What a marvelous evening it was– there was delicious Persian food cooked by volunteers, a traditional dance skit done by a group of young ladies that was so popular with the crowd that they were asked to do a repeat performance! Afterwards, the crowd (about 100-200) got to boogie to the beats of mix-taped Iranian pop music via Tehrangeles, California. Back in the ’80s-early ’90s, no Iranian party was complete without music from three popular diasporic artist of that decade: Fataneh, Andy & Korous, and towards the end, Susan Roshan (click on the links to hear those golden oldies). At the time, because Googoosh, Iran’s pop diva, was still living in Iran, many diasporic Iranian female singer tried to copy or create an illusion of the Googoosh legacy. Among these “Googoosh wannabes”, Susan Roshan was the closest in singing and being a trend setter like her predecessor. I remember that Tanin use to sell VHS tapes of their Norooz programing. For every Iranian residing in backwater places where being Iranian was like being an extinct species, no matter how cheesy those Tanin programs where, they provided much Norooz cheer and joy. It was through those Tanin videos that I became acquainted with Susan Roshan and Andy & Korous.
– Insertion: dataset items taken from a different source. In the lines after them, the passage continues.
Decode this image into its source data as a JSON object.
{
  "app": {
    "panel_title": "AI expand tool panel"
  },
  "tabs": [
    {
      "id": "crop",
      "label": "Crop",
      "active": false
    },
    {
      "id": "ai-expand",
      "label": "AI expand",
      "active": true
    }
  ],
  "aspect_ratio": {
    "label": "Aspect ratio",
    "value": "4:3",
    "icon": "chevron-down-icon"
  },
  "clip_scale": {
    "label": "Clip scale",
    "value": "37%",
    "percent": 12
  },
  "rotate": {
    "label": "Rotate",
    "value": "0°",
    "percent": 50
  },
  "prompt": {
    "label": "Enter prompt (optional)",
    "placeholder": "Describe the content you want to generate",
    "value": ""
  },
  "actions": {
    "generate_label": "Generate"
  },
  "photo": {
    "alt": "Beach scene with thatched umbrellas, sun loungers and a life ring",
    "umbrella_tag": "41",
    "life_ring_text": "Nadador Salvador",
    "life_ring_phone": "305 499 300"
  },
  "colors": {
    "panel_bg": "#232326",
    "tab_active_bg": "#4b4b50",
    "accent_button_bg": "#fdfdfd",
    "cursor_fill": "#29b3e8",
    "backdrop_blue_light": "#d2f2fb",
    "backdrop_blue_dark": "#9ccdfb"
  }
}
I remember for the “Rooh-e-sheytoon” video, Susan was rockin’ a PVC black bondage cat-suit. Tre risque!
Music made during the ’80s reflected the limbo state that many in the nascent Iranian diaspora faced. Prof. Hamid Naficy, has written extensively and is the foremost expert on Iranian diasporic culture, especially focusing on transnational media and music. Naficy wrote in “Popular Culture of Iranian Exiles in Los Angeles” in Irangeles: Iranians in Los Angeles, that
“Exile pop music is often performed at concerts, where thousands of Iranian teenagers and adults bask in the tumult and, sometimes, the nostalgia and allure of the music…By staging indigenous rituals and performances in a foreign country, the exile play their private, ethnic, and national symbolic forms of culture against those of the host society. Moreover, these cultural events not only reduce isolation and loneliness but also promote ethnic solidarity and integration, helping the exiles find new friends, companions, lovers, and especially future spouses.”
Very true, Prof. Naficy– I remember the budding romances that began on the dance floor of the Iran Centre/Irish Centre that night. What was most memorable was the organic essence that evening- nothing was predictable, but everyone seemed happy to be together to celebrate the New Year. When I say “everyone”, I mean Iranians of all backgrounds: doctors, businessmen/women, dentists, engineers, students, refugees, rich, poor, etc. However, this sort of solidarity has ended; now some Iranians can weed out what they consider “undesirable elements” by electing to go to a Norooz party sponsored by a professional body/organization. Iranian physicians can go to an all-physician only Norooz party. The same is true for dentists, engineers and the like. This fragmentation along class and educational backgrounds is probably why Norooz parties are so stale now.
I long to go back to that magical Norooz celebration in 1988. Since fashion is recycling from the ’80s, perhaps this Norooz, I’ll make a play list of all those cheesy 80’s Iranian songs that I learned to speak Farsi from.
From me to all of you: Eid-e shoma Mobarak: Happy Norooz!